İbrahim İLÇİ'yi Yakınları, Yoldaşları Anlatıyor:

 

 

Bir yoldaşı anlatıyor:

 

"Sessiz, sakin bir görünüm altında

bir devrim ustası"

 

Cezaevinde tanımladığımız yönetici konumdaki insanlardan farklıydı. Önlerde, kitlenin tanıdığı, bildiği biri değildi. Sessiz ve mahcup görünümü altında işlerle, cezaevi programıyla ilgisi yokmuş gibi gözükse de DEVRİMCİ SOL tutsakları yönetici etkisini hissederlerdi.

Cezaeviyle ilişkilerini belli bir noktada dondurmuş gözükürdü. İbrahim İlçi sorulduğunda veya arandığında elinde bir kitapla, değişmez görünümüyle bulurdunuz onu.

Onun tarafından çizilmemiş, işaretlenmemiş bir kitap bulamazdınız. Özellikle de ısrarla işçi sınıfı üzerine olanları tercih ederdi.
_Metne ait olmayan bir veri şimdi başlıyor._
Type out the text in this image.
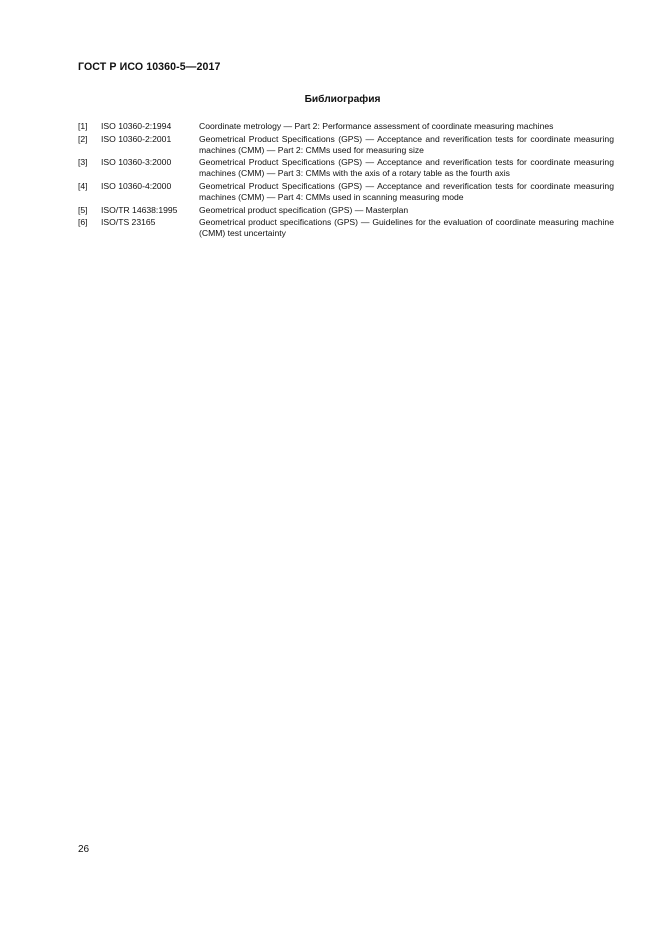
ГОСТ Р ИСО 10360-5—2017
Библиография
[1]	ISO 10360-2:1994	Coordinate metrology — Part 2: Performance assessment of coordinate measuring machines
[2]	ISO 10360-2:2001	Geometrical Product Specifications (GPS) — Acceptance and reverification tests for coordinate measuring machines (CMM) — Part 2: CMMs used for measuring size
[3]	ISO 10360-3:2000	Geometrical Product Specifications (GPS) — Acceptance and reverification tests for coordinate measuring machines (CMM) — Part 3: CMMs with the axis of a rotary table as the fourth axis
[4]	ISO 10360-4:2000	Geometrical Product Specifications (GPS) — Acceptance and reverification tests for coordinate measuring machines (CMM) — Part 4: CMMs used in scanning measuring mode
[5]	ISO/TR 14638:1995	Geometrical product specification (GPS) — Masterplan
[6]	ISO/TS 23165	Geometrical product specifications (GPS) — Guidelines for the evaluation of coordinate measuring machine (CMM) test uncertainty
26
Mücadelesi ve örgütlenmesi üzerine.

12 Temmuz'da katledildiğinde, sorumluluğunun Devrimci İşçi Hareketi olduğunu öğrendiğimizde şaşırmadık. Aksine alana çok vakıf bir eleman yerini bulmuş dedik.
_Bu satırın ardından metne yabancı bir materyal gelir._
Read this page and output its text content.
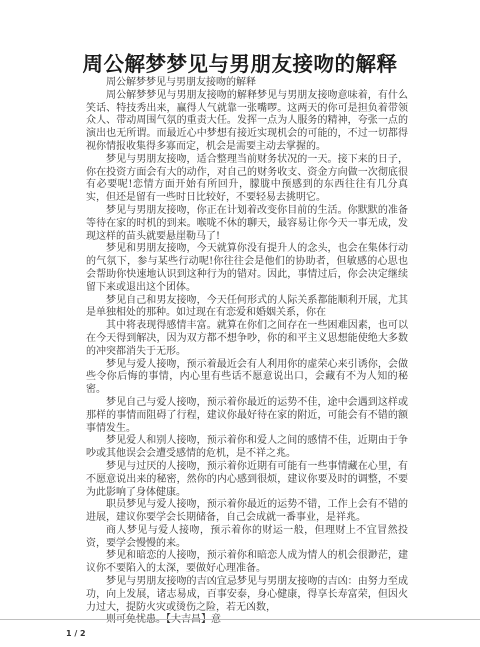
周公解梦梦见与男朋友接吻的解释

周公解梦梦见与男朋友接吻的解释

周公解梦梦见与男朋友接吻的解释梦见与男朋友接吻意味着，有什么笑话、特技秀出来，赢得人气就靠一张嘴啰。这两天的你可是担负着带领众人、带动周围气氛的重责大任。发挥一点为人服务的精神，夸张一点的演出也无所谓。而最近心中梦想有接近实现机会的可能的，不过一切都得视你情报收集得多寡而定，机会是需要主动去掌握的。

梦见与男朋友接吻，适合整理当前财务状况的一天。接下来的日子，你在投资方面会有大的动作，对自己的财务收支、资金方向做一次彻底很有必要呢!恋情方面开始有所回升，朦胧中预感到的东西往往有几分真实，但还是留有一些时日比较好，不要轻易去挑明它。

梦见与男朋友接吻，你正在计划着改变你目前的生活。你默默的准备等待在家的时机的到来。喉咙不休的聊天，最容易让你今天一事无成，发现这样的苗头就要悬崖勒马了!

梦见和男朋友接吻，今天就算你没有提升人的念头，也会在集体行动的气氛下，参与某些行动呢!你往往会是他们的协助者，但敏感的心思也会帮助你快速地认识到这种行为的错对。因此，事情过后，你会决定继续留下来或退出这个团体。

梦见自己和男友接吻，今天任何形式的人际关系都能顺利开展，尤其是单独相处的那种。如过现在有恋爱和婚姻关系，你在

其中将表现得感情丰富。就算在你们之间存在一些困难因素，也可以在今天得到解决，因为双方都不想争吵，你的和平主义思想能使绝大多数的冲突都消失于无形。

梦见与爱人接吻，预示着最近会有人利用你的虚荣心来引诱你，会做些令你后悔的事情，内心里有些话不愿意说出口，会藏有不为人知的秘密。

梦见自己与爱人接吻，预示着你最近的运势不佳，途中会遇到这样或那样的事情而阻碍了行程，建议你最好待在家的附近，可能会有不错的额事情发生。

梦见爱人和别人接吻，预示着你和爱人之间的感情不佳，近期由于争吵或其他误会会遭受感情的危机，是不祥之兆。

梦见与过厌的人接吻，预示着你近期有可能有一些事情藏在心里，有不愿意说出来的秘密，然你的内心感到很烦，建议你要及时的调整，不要为此影响了身体健康。

职员梦见与爱人接吻，预示着你最近的运势不错，工作上会有不错的进展，建议你要学会长期储备，自己会成就一番事业，是祥兆。

商人梦见与爱人接吻，预示着你的财运一般，但理财上不宜冒然投资，要学会慢慢的来。

梦见和暗恋的人接吻，预示着你和暗恋人成为情人的机会很渺茫，建议你不要陷入的太深，要做好心理准备。

梦见与男朋友接吻的吉凶宜忌梦见与男朋友接吻的吉凶：由努力至成功，向上发展，诸志易成，百事安泰，身心健康，得享长寿富荣，但因火力过大，提防火灾或烫伤之险，若无凶数，

则可免忧患。【大吉昌】意

1 / 2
Cezaevinde ne idare ne de DEVRİMCİ SOL tutsaklarının dışındaki gruplardan insanlar pek tanımazdı onu. Yani o cezaevinde de iyi bir illegaldi. Cezaevi mücadelesinin gerektirdiği hiçbir sorumluluktan kaçınmadan, enerjisini dışarıya hazırlanmaya harcıyordu.
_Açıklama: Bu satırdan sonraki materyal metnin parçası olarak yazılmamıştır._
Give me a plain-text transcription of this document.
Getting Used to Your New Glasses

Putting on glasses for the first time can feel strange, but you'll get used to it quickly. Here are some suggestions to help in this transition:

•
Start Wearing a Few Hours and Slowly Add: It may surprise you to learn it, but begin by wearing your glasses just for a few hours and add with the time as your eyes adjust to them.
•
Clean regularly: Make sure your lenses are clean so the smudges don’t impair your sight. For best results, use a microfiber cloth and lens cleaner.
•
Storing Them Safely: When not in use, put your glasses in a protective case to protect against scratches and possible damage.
Cezaevindeki son aylarına yönelik ilginç bir anıyı da aktarmak isteriz sizlere. Yalnız son ayları derken hüküm giymiş birinin geri kalan günleri olarak değerlendirirseniz daha iyi anlarsınız.

Son altı yedi ayın içinde Cevriye'nin özel bir yeri oldu. Cevriye onun güvercininin adıydı. Merdiven başına bırakıldığında, birbirinin tıpatıp aynı 8 hücreden hiç şaşırmaksızın İbrahim'in hücresini ayırt edip oraya giden bir kuştu. Çevresindeki her şeye karşı korkunç duyarlıydı İbrahim İlçi. Duyarlılığı hücredeki bir çiçeğe de, bir güvercine de uzanabilecek büyüklükteydi. Mütevazı, sessiz bir görünüm ve kararlı, coşkulu bir insan. İşte İbrahim İlçi.

 

(Bu anlatım, Haziran Yayınevi tarafından yayınlanan “Bize Ölüm Yok” adlı kitapta yayınlanmıştır.)